Frusciante brought a more melodic structure to the songs, which had hitherto largely been worked up from jams, although he felt that Beinhorn's insistence on near heavy metal guitar overdubs rather overpowered the music.


Rear sleeve of the original LP featuring the 'asterix' tattoo on the wrist of guitarist John Frusciante

The Red Hot Chili Peppers had always come across like a gang, full of frat boy humour, often gurning at the camera in press shots. And on the cover of Freaky Styley they are pictured, apparently suspended in mid-air, in front of the Michelangelo painting 'The Last Judgement'.

This attitude partly explains why Kiedis was unsure of the choice of producer Rick Rubin [HFN Jul '16]for the next album, Blood Sugar Sex Magik. Rubin had set up Def Jam records, worked with hip-hop groups like The Beastie Boys and Run-DMC, and had come up with the inspired idea of inviting the latter to collaborate with hard rockers Aerosmith on the 1986 single 'Walk This Way'. With these credentials he seemed perfect for the job.


Poster for an appearance by the band in 1991 at Cow Palace in San Francisco, with Nirvana and Pearl Jam as support acts

Yet Kiedis was concerned that a collaboration wouldn't work as Rubin had also recorded metal bands like Slayer and Danzig, who he felt were essentially negative compared to the positive energy that The Red Hot Chili Peppers put across. But Kiedis overcame his reservations. As he would tell 'We had come into ourselves and we knew what we were and what we wanted to do'.

On Mother's Milk, Beinhorn had given Smith's snare drum a heavy, reverb'd sound, but Rubin made it smarter and sharper. And the drummer stripped back his style, which helped shape the phrasing of Kiedis's vocal melodies and raps. Flea had been identified as a hot-shot bass player but on Blood Sugar Sex Magik he strove to be less 'busy or fancy', generating just as much excitement by leaving more space.
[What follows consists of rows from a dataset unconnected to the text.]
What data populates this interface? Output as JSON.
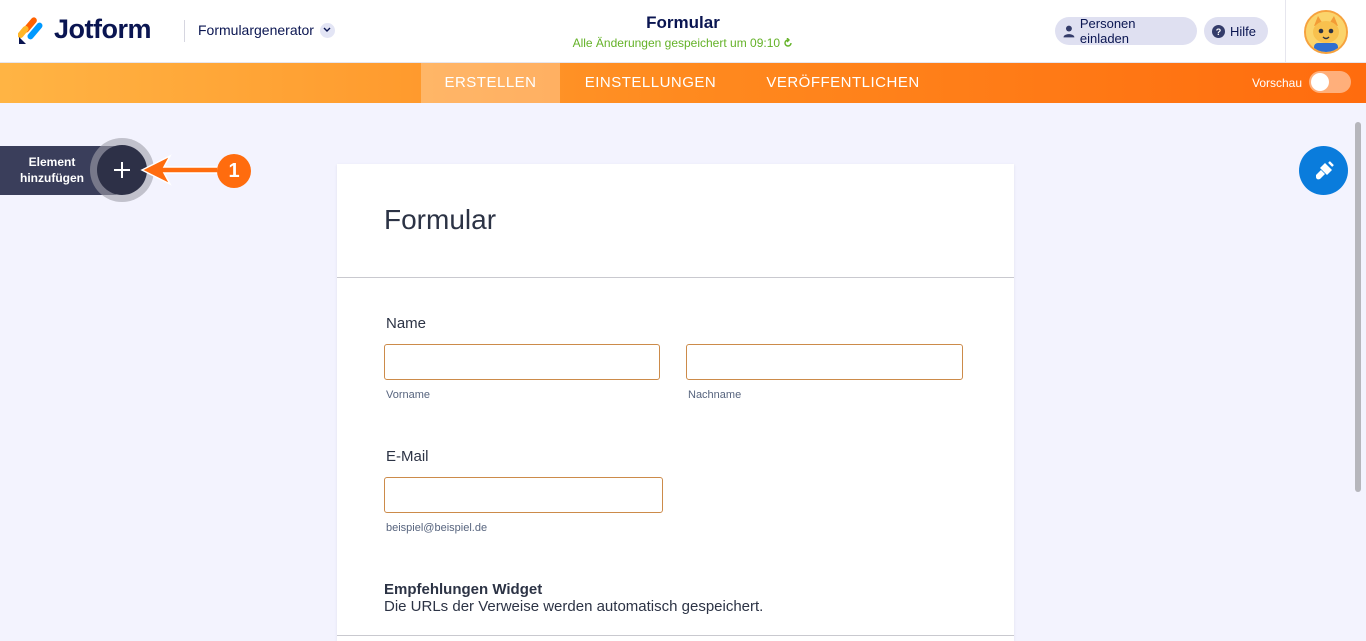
{
  "header": {
    "brand": "Jotform",
    "generator": "Formulargenerator",
    "title": "Formular",
    "saved_status": "Alle Änderungen gespeichert um 09:10",
    "invite_label": "Personen einladen",
    "help_label": "Hilfe"
  },
  "nav": {
    "tabs": [
      {
        "label": "ERSTELLEN",
        "active": true
      },
      {
        "label": "EINSTELLUNGEN",
        "active": false
      },
      {
        "label": "VERÖFFENTLICHEN",
        "active": false
      }
    ],
    "preview_label": "Vorschau",
    "preview_on": false
  },
  "sidebar": {
    "add_element_label": "Element hinzufügen",
    "step_badge": "1"
  },
  "form": {
    "title": "Formular",
    "name_label": "Name",
    "first_name_sub": "Vorname",
    "first_name_value": "",
    "last_name_sub": "Nachname",
    "last_name_value": "",
    "email_label": "E-Mail",
    "email_value": "",
    "email_sub": "beispiel@beispiel.de",
    "widget_title": "Empfehlungen Widget",
    "widget_desc": "Die URLs der Verweise werden automatisch gespeichert."
  },
  "colors": {
    "accent_orange": "#ff6c0e",
    "brand_navy": "#0a1551",
    "saved_green": "#64b228",
    "paint_blue": "#0a7cdc",
    "field_border": "#cc8b4a"
  },
  "icons": {
    "logo": "jotform-logo-icon",
    "generator_dropdown": "chevron-down-icon",
    "saved": "refresh-icon",
    "invite": "user-icon",
    "help": "help-circle-icon",
    "avatar": "cat-avatar-icon",
    "add": "plus-icon",
    "pointer": "arrow-left-icon",
    "paint": "paint-brush-icon"
  }
}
The group in 1985 (clockwise l-r) Anthony Kiedis, Chad Smith, Flea and John Frusciante

Hollow Conquests
Frusciante, meanwhile, uses clean rhythmic phrases interspersed with heavier and more textural outbursts to great effect. He also played acoustic guitar – the first time it had appeared on an album by the group – which was particularly effective on the song 'Breaking The Girl', on which the session engineer Brendan O'Brien added mellotron.

Here Kiedis muses on the hollowness of his many amorous conquests, and on 'I Could Have Lied' he analyses his failed relationship with Irish singer Sinéad O'Connor, introducing a more three-dimensional view of women among some typically lascivious lyrics.


Frusciante, Flea, Smith and Kiedis pictured in 2006

But things turn darker with the balladic 'Under The Bridge', which describes the desperate state of mind brought on by addiction. 'My Lovely Man', meanwhile, is a tribute to Slovak. But the band still jammed up some ideas in the studio, one of which 'Give It Away', a musing on shedding oneself of worldly possessions, was released as a single and went on to become one of the group's most anthemic songs.

Blood Sugar Sex Magik was universally well received and viewed as the culmination of what the band had set out to achieve back in 1983. It was released on September the 24th 1991 (the same day as Nirvana's Nevermind) and reached No 3 in the US Billboard 200.